Conclusion: I Still Don’t Have An Answer
Bottom line: do I want to bury the Golden Globes or praise it? Honestly, having learned some new info, my opinion has changed a little. As if I heard wasn’t bad enough, there’s the fact that the members of the Hollywood Foreign Press have spent much of their careers demanding tributes from so many of the people who work in the industry. Many publicists have gotten exhausted giving the same speech excusing so many of the practices the HFPA members have made. And that’s before you get in to some of the more bluntly racist attitudes that many of the members have made to African-American actors.
Despite all of that, however, I have a very hard time rejecting the Golden Globes as irrelevant. They may not mean to do it, but the fact is they still do recognize a lot of great television that the Emmys have decided to ignore for more than twenty years. Maybe it’s something as simple as their acknowledgment of the WB and the five nominations in major categories they gave to it during its existence — nominations that Sarah Michelle Gellar and Lauren Graham never got from the Emmys and an award for Keri Russell for Best Actress for Felicity way back in 1999. Could they have done more? Maybe, but that’s still five more nominations than the Emmys were ever willing to give it.
I don’t know if the Golden Globes can survives the blows they have taken in the next year. But Hollywood, which as we know is all about the here and now, is more concerned about what award show to put in the gap that they well be facing this coming January.
The obvious answer is the Broadcast Critics which do everything the Golden Globes do, tend to make just as many interesting nominations and award, and have the possibility for genuine surprises. (You can’t get more shocking than a tie, which the average Critics Choice manages at least once a broadcast.) Now there are good reasons why this might not work — it’s always struggled for ratings on smaller network, but the major problem, according to Hollywood, seems to be no one will watch an awards show with ‘critic’ in the title.
OK, I’ve been calm this entire project, but now I think I do have to vent, because I do view this as an attack on my profession. Deep Breath:
WHAT THE HELL IS WRONG WITH YOU?
The Broadcast Critics and the Golden Globes are basically the same show. They give out the same awards — hell, the Broadcast Critics actually have resolved the very problems I have with the supporting awards. They take place in a banquet hall where drinks are served. The Broadcast Critics have a bigger and probably (I won’t say for sure) more diverse membership than the Hollywood Foreign Press. They have a better record with diversity in all the definitions of that term than the Golden Globes does. And honestly, the last several years, they’ve been much more entertaining. And you’re hung up on the fact CRITICS give the awards?

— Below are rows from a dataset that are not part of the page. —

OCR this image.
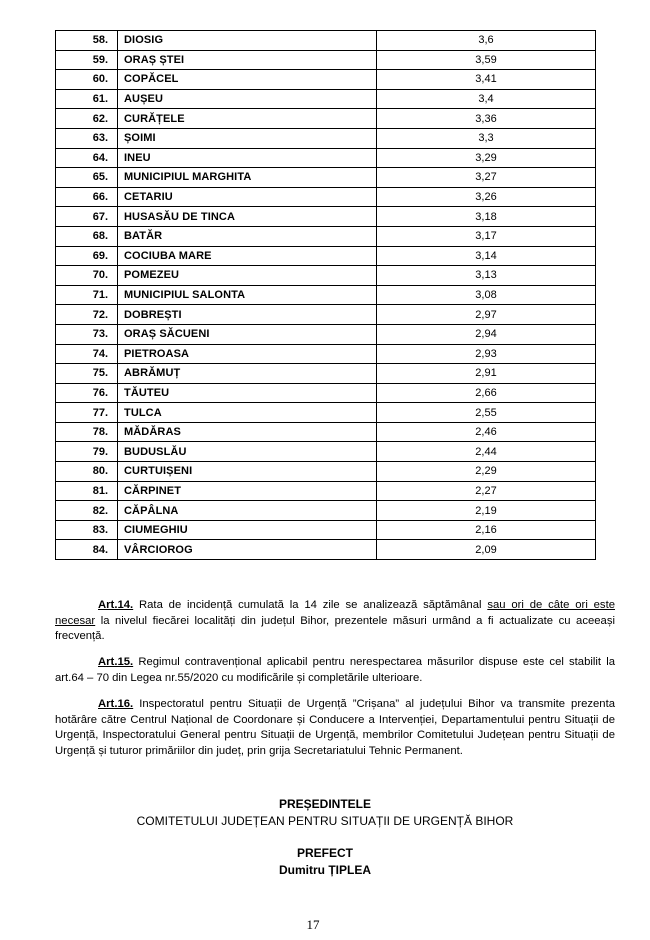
58.	DIOSIG	3,6
59.	ORAȘ ȘTEI	3,59
60.	COPĂCEL	3,41
61.	AUȘEU	3,4
62.	CURĂȚELE	3,36
63.	ȘOIMI	3,3
64.	INEU	3,29
65.	MUNICIPIUL MARGHITA	3,27
66.	CETARIU	3,26
67.	HUSASĂU DE TINCA	3,18
68.	BATĂR	3,17
69.	COCIUBA MARE	3,14
70.	POMEZEU	3,13
71.	MUNICIPIUL SALONTA	3,08
72.	DOBREȘTI	2,97
73.	ORAȘ SĂCUENI	2,94
74.	PIETROASA	2,93
75.	ABRĂMUȚ	2,91
76.	TĂUTEU	2,66
77.	TULCA	2,55
78.	MĂDĂRAS	2,46
79.	BUDUSLĂU	2,44
80.	CURTUIȘENI	2,29
81.	CĂRPINET	2,27
82.	CĂPÂLNA	2,19
83.	CIUMEGHIU	2,16
84.	VÂRCIOROG	2,09
Art.14. Rata de incidență cumulată la 14 zile se analizează săptămânal sau ori de câte ori este necesar la nivelul fiecărei localități din județul Bihor, prezentele măsuri urmând a fi actualizate cu aceeași frecvență.
Art.15. Regimul contravențional aplicabil pentru nerespectarea măsurilor dispuse este cel stabilit la art.64 – 70 din Legea nr.55/2020 cu modificările și completările ulterioare.
Art.16. Inspectoratul pentru Situații de Urgență ”Crișana” al județului Bihor va transmite prezenta hotărâre către Centrul Național de Coordonare și Conducere a Intervenției, Departamentului pentru Situații de Urgență, Inspectoratului General pentru Situații de Urgență, membrilor Comitetului Județean pentru Situații de Urgență și tuturor primăriilor din județ, prin grija Secretariatului Tehnic Permanent.
PREȘEDINTELE
COMITETULUI JUDEȚEAN PENTRU SITUAȚII DE URGENȚĂ BIHOR
PREFECT
Dumitru ȚIPLEA
17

At least you know up front what critics do. You may not like it, but they’re honest about it, and frankly, many of the recipients of the prizes are grateful to them. I’ve been watching the Golden Globes for more than a quarter of a century and I’m still not sure who the Hollywood Foreign Press is and what they do. And not for nothing, the Hollywood Foreign Press is made of journalists choosing winners. How is that any different from what Broadcast Critics do? Why are critics doing the same job and not causing any trouble somehow worse than journalists who are?
It’s bad enough that so much of what movies and TV has become over the last couple of decades has rendered criticism harder and harder to make relevant. How can anyone hope to say film criticism matters when all that matters is box office? And not for nothing, the Golden Globes took a lot of abuse over the films it’s nominated over the years even though they tend to recognize the same films that critics associations do. Don’t pretend that critics are a dirty word; just beside you’ve decided it is.
Now I know there will be ramifications throughout Hollywood the next several months without the Golden Globes which may end up doing a lot of damage to both the institution and the business that may be hard to repair after everything else that has hit the movie and TV business hard this pat year. But despite all of this — maybe I am being a cock-eyed optimist — I still think the Globes, at least when it comes to TV, are worth saving. It may take a lot of hard work — something I know the world and the HFPA in particular has been loathe to do — but I think its worth trying. The only thing about the ceremony I wouldn’t miss is Ricky Gervais. Otherwise, try and fix it. The TV part of it does need, at least a little, the Golden Globes.